For the most part, the posts to follow will be about how to become a better student, or at least how to perform better. All of the advice I've seen for students has been "work harder and don't procrastinate," which is a bunch of bullshit. I'm a student, and anyone who's ever been a student knows that a strategy like that is just suggesting an increase in effective output at the expense of leisure activities, which isn't a desirable result.

All students have already reached an equilibrium between how important their grades are and how important their leisure time is. A student's work output is a result of this relationship, not a result of staggering ignorance. Everyone knows that more work can be achieved with more time, they just don't care.

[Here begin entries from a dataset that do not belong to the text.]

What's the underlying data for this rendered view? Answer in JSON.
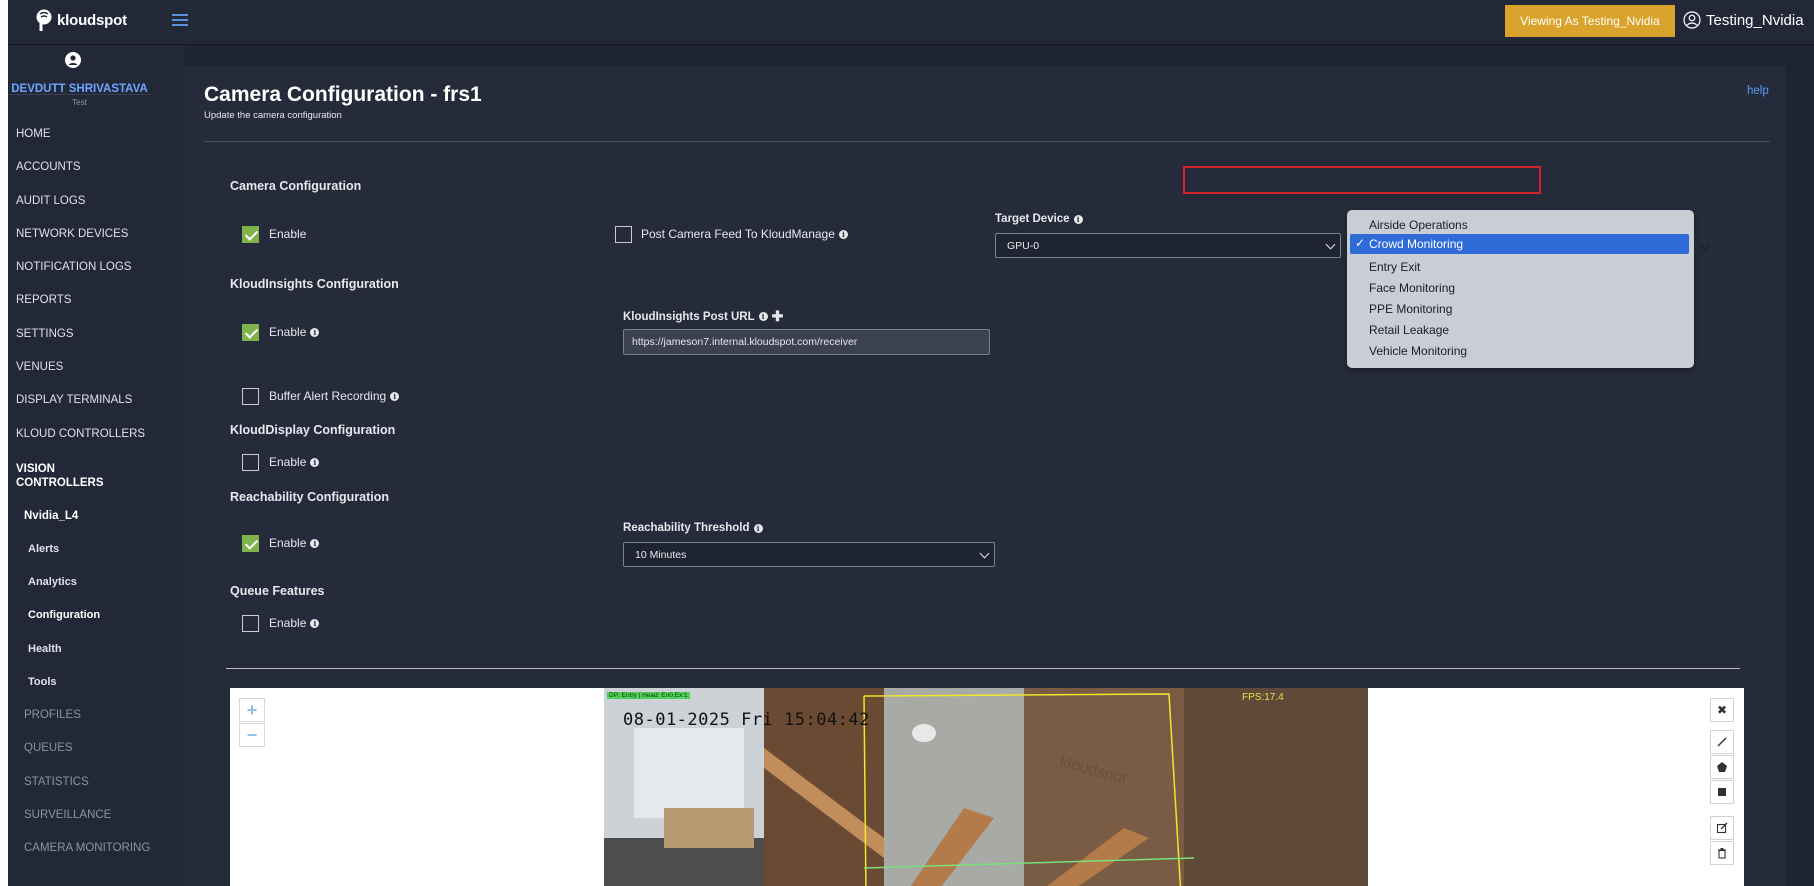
{
  "brand": {
    "name": "kloudspot"
  },
  "topbar": {
    "viewing_as": "Viewing As Testing_Nvidia",
    "user_name": "Testing_Nvidia"
  },
  "profile": {
    "name": "DEVDUTT SHRIVASTAVA",
    "role": "Test"
  },
  "sidebar": {
    "items": [
      "HOME",
      "ACCOUNTS",
      "AUDIT LOGS",
      "NETWORK DEVICES",
      "NOTIFICATION LOGS",
      "REPORTS",
      "SETTINGS",
      "VENUES",
      "DISPLAY TERMINALS",
      "KLOUD CONTROLLERS"
    ],
    "vision_controllers_line1": "VISION",
    "vision_controllers_line2": "CONTROLLERS",
    "device": "Nvidia_L4",
    "device_items": [
      "Alerts",
      "Analytics",
      "Configuration",
      "Health",
      "Tools"
    ],
    "muted_items": [
      "PROFILES",
      "QUEUES",
      "STATISTICS",
      "SURVEILLANCE",
      "CAMERA MONITORING"
    ]
  },
  "page": {
    "title": "Camera Configuration - frs1",
    "subtitle": "Update the camera configuration",
    "help": "help"
  },
  "camera_config": {
    "title": "Camera Configuration",
    "enable_label": "Enable",
    "enabled": true,
    "post_feed_label": "Post Camera Feed To KloudManage",
    "post_feed_checked": false,
    "target_device_label": "Target Device",
    "target_device_value": "GPU-0"
  },
  "kloudinsights": {
    "title": "KloudInsights Configuration",
    "enable_label": "Enable",
    "enabled": true,
    "post_url_label": "KloudInsights Post URL",
    "post_url_value": "https://jameson7.internal.kloudspot.com/receiver",
    "buffer_label": "Buffer Alert Recording",
    "buffer_checked": false
  },
  "kloudisplay": {
    "title": "KloudDisplay Configuration",
    "enable_label": "Enable",
    "enabled": false
  },
  "reachability": {
    "title": "Reachability Configuration",
    "enable_label": "Enable",
    "enabled": true,
    "threshold_label": "Reachability Threshold",
    "threshold_value": "10 Minutes"
  },
  "queue": {
    "title": "Queue Features",
    "enable_label": "Enable",
    "enabled": false
  },
  "use_case_dropdown": {
    "options": [
      "Airside Operations",
      "Crowd Monitoring",
      "Entry Exit",
      "Face Monitoring",
      "PPE Monitoring",
      "Retail Leakage",
      "Vehicle Monitoring"
    ],
    "selected": "Crowd Monitoring",
    "selected_check": "✓"
  },
  "video": {
    "timestamp": "08-01-2025 Fri 15:04:42",
    "overlay_dp": "DP: Entry | Head: En0,Ex:1",
    "fps": "FPS:17.4",
    "zoom_in": "+",
    "zoom_out": "−"
  },
  "colors": {
    "accent_button": "#d9a32b",
    "checkbox_on": "#7fb24a",
    "link": "#5b9cf0",
    "dropdown_selected": "#2f6bd6",
    "highlight_box": "#d6202a"
  }
}
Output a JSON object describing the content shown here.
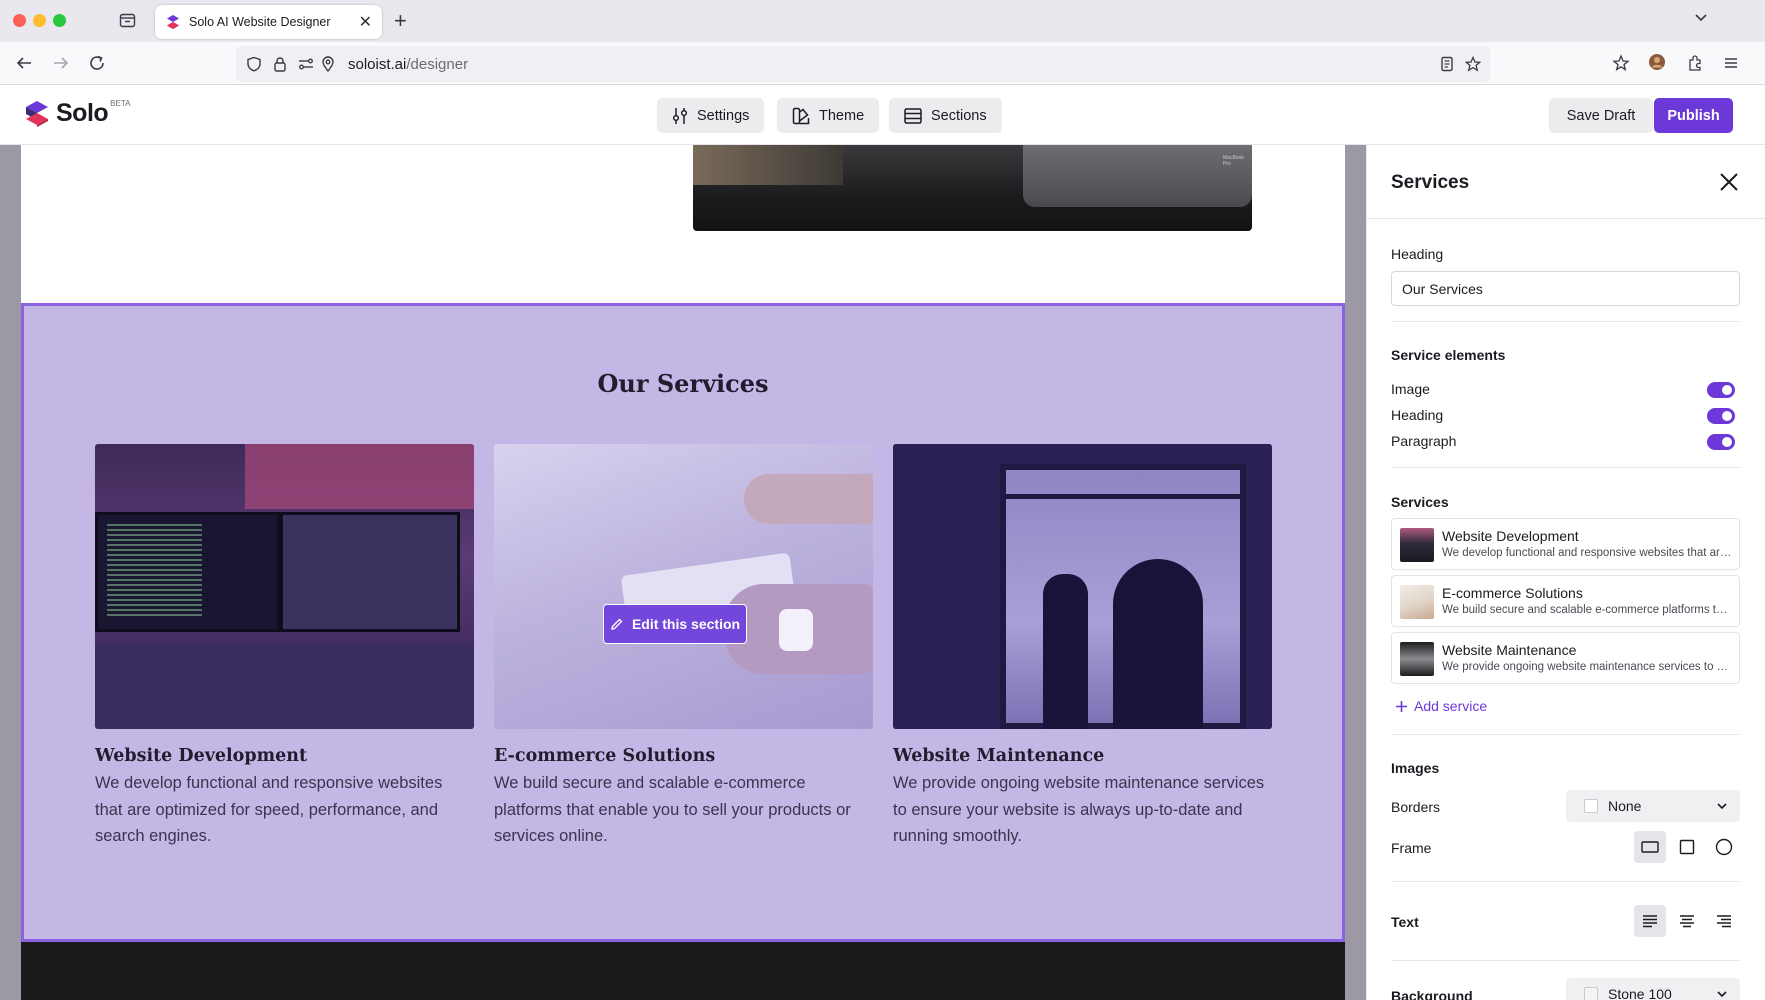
{
  "browser": {
    "tab_title": "Solo AI Website Designer",
    "url_host": "soloist.ai",
    "url_path": "/designer"
  },
  "app": {
    "logo_text": "Solo",
    "logo_badge": "BETA",
    "toolbar": {
      "settings_label": "Settings",
      "theme_label": "Theme",
      "sections_label": "Sections"
    },
    "save_draft_label": "Save Draft",
    "publish_label": "Publish",
    "accent_color": "#6d38d8"
  },
  "hero_photo_caption": "MacBook Pro",
  "services_section": {
    "heading": "Our Services",
    "background_color": "#c4b7e5",
    "edit_label": "Edit this section",
    "cards": [
      {
        "title": "Website Development",
        "text": "We develop functional and responsive websites that are optimized for speed, performance, and search engines."
      },
      {
        "title": "E-commerce Solutions",
        "text": "We build secure and scalable e-commerce platforms that enable you to sell your products or services online."
      },
      {
        "title": "Website Maintenance",
        "text": "We provide ongoing website maintenance services to ensure your website is always up-to-date and running smoothly."
      }
    ]
  },
  "panel": {
    "title": "Services",
    "heading_label": "Heading",
    "heading_value": "Our Services",
    "elements_title": "Service elements",
    "elements": [
      {
        "label": "Image",
        "enabled": true
      },
      {
        "label": "Heading",
        "enabled": true
      },
      {
        "label": "Paragraph",
        "enabled": true
      }
    ],
    "services_title": "Services",
    "services": [
      {
        "name": "Website Development",
        "desc": "We develop functional and responsive websites that are optimized for speed, performance, and search engines."
      },
      {
        "name": "E-commerce Solutions",
        "desc": "We build secure and scalable e-commerce platforms that enable you to sell your products or services online."
      },
      {
        "name": "Website Maintenance",
        "desc": "We provide ongoing website maintenance services to ensure your website is always up-to-date and running smoothly."
      }
    ],
    "add_service_label": "Add service",
    "images_title": "Images",
    "borders_label": "Borders",
    "borders_value": "None",
    "frame_label": "Frame",
    "text_label": "Text",
    "background_label": "Background",
    "background_value": "Stone 100"
  }
}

The real solution, then, is to increase output by improving efficiency. I've unwittingly been doing this my entire life as a result of extreme intellectual laziness. I didn't want to spend as much time doing shit, so I expended more effort on figuring out better ways to learn shit, so I wouldn't have to do as much shit to learn the same amount. People often mistook this for intelligence. The truth is, I'm really not much smarter than anyone else around; I just spent more of my time learning about learning than I did learning about whatever it was we were supposed to be learning.

This blog is the next step in the process. I've sort of been stagnating efficiency-wise since I got to university, and I need to pick it up again. I'm trying to graduate with first-class honours standing, and right now it seems like I'm barely managing that goal. I figure I could be doing less work and getting better grades if I put my mind to it, so I decided to take some new initiatives in efficiency this summer, then write everything down in a sort of reference guide to remind myself about it. Doing it in blog form makes it easily accessible, and has the side benefit of allowing other people to read it if they so desire.

Anyway, that's probably enough babbling. All of the useful shit will follow.